Dans le registre de la PLF, la chef de famille est la mère. Deprez insiste en effet sur le rôle prépondérant des mères de famille à partir d’une étude qu’elle réalise en France auprès d’immigrants d’origines diverses (1996). Elle montre que les mères s’adressent principalement à leurs enfants dans la langue « d’origine »(45). Moore en explique les raisons :
« Pour beaucoup de familles migrantes qui sentent leur héritage linguistique menacé, le souhait des parents de protéger leurs langues les pousse à opter pour leur usage préférentiel comme contrepoids à celle en usage dans la société environnante. » (Moore, 2006 : 80)

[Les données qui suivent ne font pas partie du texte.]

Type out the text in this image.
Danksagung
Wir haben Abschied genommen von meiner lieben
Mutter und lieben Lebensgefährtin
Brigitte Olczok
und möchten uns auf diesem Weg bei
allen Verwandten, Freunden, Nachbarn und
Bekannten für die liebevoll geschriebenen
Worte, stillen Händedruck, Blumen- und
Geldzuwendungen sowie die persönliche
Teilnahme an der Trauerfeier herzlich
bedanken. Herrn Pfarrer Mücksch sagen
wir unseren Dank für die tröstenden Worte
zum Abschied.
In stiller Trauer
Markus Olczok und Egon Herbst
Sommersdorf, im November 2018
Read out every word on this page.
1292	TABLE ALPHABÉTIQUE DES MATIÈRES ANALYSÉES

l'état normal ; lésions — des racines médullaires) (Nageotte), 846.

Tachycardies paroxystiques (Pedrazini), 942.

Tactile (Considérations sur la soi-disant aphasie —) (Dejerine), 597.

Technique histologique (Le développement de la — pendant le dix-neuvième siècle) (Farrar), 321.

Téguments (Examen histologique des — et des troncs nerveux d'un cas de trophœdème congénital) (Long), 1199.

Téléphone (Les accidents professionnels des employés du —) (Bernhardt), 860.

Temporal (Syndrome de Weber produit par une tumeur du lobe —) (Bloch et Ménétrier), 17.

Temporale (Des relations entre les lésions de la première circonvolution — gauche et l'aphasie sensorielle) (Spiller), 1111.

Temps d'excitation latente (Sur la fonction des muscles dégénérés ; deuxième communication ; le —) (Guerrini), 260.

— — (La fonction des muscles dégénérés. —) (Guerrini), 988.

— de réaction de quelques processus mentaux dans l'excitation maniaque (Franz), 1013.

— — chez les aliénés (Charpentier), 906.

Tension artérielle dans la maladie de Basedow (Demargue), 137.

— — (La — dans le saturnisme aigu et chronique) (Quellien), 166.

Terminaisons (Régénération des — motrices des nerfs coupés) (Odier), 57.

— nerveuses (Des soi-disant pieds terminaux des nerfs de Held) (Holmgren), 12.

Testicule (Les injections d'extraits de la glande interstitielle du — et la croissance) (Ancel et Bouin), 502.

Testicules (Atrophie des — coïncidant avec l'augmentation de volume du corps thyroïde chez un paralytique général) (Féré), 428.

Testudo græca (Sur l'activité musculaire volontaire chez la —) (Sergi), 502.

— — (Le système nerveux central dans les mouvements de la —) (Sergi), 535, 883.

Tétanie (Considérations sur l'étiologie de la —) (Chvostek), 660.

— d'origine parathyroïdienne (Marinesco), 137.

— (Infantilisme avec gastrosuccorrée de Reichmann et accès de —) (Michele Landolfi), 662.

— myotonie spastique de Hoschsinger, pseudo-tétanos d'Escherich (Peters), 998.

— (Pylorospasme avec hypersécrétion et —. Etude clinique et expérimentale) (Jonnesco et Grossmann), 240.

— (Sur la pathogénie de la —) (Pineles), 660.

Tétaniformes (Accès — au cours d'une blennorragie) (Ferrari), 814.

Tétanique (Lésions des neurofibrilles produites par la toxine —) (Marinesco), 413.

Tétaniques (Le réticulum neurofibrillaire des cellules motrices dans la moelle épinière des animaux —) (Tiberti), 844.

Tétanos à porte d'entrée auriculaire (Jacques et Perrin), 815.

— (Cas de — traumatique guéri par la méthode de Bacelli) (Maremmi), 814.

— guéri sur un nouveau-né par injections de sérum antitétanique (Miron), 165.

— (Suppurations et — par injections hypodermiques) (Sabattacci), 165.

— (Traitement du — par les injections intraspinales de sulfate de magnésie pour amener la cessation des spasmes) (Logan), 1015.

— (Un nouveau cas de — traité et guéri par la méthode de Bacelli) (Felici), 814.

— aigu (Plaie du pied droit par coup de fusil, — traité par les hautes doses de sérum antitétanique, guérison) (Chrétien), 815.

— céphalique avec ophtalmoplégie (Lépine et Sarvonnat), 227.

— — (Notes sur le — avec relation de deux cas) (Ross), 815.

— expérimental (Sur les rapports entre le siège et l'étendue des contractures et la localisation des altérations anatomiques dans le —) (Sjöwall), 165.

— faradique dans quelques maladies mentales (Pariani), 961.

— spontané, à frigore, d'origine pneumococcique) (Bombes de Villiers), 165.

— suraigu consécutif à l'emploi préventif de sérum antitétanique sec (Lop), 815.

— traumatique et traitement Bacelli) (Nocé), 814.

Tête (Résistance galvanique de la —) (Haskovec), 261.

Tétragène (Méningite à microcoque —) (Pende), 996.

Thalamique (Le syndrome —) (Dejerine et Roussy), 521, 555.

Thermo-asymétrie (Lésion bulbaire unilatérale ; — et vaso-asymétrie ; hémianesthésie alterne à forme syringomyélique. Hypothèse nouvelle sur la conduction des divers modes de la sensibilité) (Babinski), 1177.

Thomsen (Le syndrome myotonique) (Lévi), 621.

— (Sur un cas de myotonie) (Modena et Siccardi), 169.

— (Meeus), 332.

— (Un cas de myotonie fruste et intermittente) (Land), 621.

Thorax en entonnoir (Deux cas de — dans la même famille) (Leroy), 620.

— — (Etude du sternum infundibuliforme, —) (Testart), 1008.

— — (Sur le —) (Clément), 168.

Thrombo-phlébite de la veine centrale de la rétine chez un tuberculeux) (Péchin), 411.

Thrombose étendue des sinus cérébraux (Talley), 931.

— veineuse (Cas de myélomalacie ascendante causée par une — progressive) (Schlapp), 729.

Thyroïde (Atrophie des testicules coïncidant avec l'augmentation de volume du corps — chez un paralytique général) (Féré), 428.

Tout en remarquant l’attachement des mères à la transmission de la langue d’origine, Deprez note certaines contradictions dans leurs discours. Ainsi, ces mères défendent leur héritage linguistique en même temps qu’elle cherche à s’adapter au nouvel environnement social. « Ces deux attitudes sont compatibles chez une même personne, même si cela crée des tensions » (Deprez, 1996 : 42). Ce fléchissement d’une politique de défense de la langue d’origine vers une politique d’ouverture à la langue d’accueil se met en place par les mères elles-mêmes en faveur de leur propre émancipation, mais surtout pour l’éducation de leurs enfants dont nous allons parler dans le paragraphe 3.2.3 (Deprez, 1996 : 42).
Qu’en est-il à Montréal ? L’analyse de notre enquête qualitative va nous permettre d’éclairer quelque peu cette question. Nous pourrons en effet constater que sur 12 informateurs, 11 sont les mères de famille. Le seul père de famille concède par ailleurs que c’est sa femme qui a choisi l’école de son fils. Il semblerait donc que là aussi, ce sont les mères qui décident du parcours scolaire de leurs enfants. Mais il faudrait une enquête quantitative à ce sujet pour avoir des résultats plus convaincants. Tel n’était pas l’objectif de ce mémoire.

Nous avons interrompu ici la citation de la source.